菱巻さんにとっては、村役場の情報発信の仕事もしていますし、簡単すぎるんですが、武藤さんは問題集のページ数を前持って予告しているんで、どうにかついて行けていますね」
情報データサイエンス学科教授は、舌を巻いた。
「菱巻さんは、もう実務に携わっているんですか?」
「多分、起業してもいいレベルですね」
「じゃあ、大学に行かなくてもいいんじゃないか。ああ、教授の前で失礼しました」
山田先生が頭を掻いた。
田邊先生は声を落として答えた。
「鮫島さんと一緒に大学生活を送りたいからですよ」
相原先輩の大学の側という理由で、T大学を選んだ田邊先生にとって、極当たり前の理由であった。

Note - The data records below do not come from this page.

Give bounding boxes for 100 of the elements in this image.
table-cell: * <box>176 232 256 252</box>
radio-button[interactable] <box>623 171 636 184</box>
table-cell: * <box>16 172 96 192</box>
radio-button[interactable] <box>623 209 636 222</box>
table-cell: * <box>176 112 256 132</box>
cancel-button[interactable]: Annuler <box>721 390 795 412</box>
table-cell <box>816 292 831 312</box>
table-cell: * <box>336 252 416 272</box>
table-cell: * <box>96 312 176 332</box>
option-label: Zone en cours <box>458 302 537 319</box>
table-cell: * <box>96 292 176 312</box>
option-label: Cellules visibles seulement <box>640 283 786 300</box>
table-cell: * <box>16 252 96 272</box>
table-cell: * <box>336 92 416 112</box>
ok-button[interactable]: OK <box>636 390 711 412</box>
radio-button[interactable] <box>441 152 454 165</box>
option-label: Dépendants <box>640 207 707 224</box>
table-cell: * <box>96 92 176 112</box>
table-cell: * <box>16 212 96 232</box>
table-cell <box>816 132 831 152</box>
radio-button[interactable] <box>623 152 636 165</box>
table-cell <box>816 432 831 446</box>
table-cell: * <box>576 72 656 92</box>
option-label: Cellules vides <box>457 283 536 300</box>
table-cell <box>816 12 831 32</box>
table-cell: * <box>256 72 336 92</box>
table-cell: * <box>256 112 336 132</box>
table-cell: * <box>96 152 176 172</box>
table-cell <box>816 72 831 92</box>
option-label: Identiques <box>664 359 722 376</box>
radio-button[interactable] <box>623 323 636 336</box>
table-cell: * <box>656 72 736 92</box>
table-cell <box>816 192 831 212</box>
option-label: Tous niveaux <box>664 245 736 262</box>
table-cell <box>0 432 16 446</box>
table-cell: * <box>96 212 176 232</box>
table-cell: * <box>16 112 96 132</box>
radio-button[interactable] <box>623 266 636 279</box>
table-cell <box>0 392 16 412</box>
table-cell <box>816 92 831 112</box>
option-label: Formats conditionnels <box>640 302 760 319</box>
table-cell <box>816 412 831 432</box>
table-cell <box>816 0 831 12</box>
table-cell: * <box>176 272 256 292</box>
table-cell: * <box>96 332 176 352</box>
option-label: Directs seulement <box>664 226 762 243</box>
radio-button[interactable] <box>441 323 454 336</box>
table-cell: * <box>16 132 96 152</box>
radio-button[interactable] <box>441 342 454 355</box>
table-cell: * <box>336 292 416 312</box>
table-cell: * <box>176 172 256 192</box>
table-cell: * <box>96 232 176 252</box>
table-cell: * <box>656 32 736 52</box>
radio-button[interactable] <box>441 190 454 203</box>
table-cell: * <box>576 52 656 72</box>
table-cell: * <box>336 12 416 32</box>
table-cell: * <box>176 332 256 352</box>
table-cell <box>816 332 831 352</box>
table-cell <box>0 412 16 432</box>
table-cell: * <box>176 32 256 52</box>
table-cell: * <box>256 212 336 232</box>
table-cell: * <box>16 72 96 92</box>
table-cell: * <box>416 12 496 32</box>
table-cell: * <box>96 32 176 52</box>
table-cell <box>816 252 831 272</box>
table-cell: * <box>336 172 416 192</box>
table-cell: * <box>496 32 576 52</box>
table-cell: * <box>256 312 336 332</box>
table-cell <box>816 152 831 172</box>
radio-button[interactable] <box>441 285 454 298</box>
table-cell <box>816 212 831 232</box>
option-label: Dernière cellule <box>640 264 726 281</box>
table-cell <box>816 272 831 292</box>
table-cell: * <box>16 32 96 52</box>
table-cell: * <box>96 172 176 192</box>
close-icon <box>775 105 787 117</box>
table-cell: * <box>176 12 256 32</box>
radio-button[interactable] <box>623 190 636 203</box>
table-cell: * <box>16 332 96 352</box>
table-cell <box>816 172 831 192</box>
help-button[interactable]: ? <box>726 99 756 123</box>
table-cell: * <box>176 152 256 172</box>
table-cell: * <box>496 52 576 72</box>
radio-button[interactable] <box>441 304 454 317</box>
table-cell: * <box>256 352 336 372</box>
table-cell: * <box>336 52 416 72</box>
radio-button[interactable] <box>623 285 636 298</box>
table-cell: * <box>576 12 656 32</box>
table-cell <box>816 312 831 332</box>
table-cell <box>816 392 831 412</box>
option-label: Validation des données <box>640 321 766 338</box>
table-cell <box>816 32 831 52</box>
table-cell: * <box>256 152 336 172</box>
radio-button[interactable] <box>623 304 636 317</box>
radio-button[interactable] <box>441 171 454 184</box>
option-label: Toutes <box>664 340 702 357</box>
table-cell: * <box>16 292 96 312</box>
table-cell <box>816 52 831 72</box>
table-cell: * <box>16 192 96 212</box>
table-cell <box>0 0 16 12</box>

用語解説:「大学への数学」難関校を目指す大学受験生のために月刊誌。昔医学部を目指す友人がこれ見よがしに持ち歩いていた記憶があります。「Python」「C++」ともにプログラミング言語です。「C++」を使って情報オリンピックの問題を解く人が多いようです。
文系の私にとっては、名前だけで仰け反ってしまいます。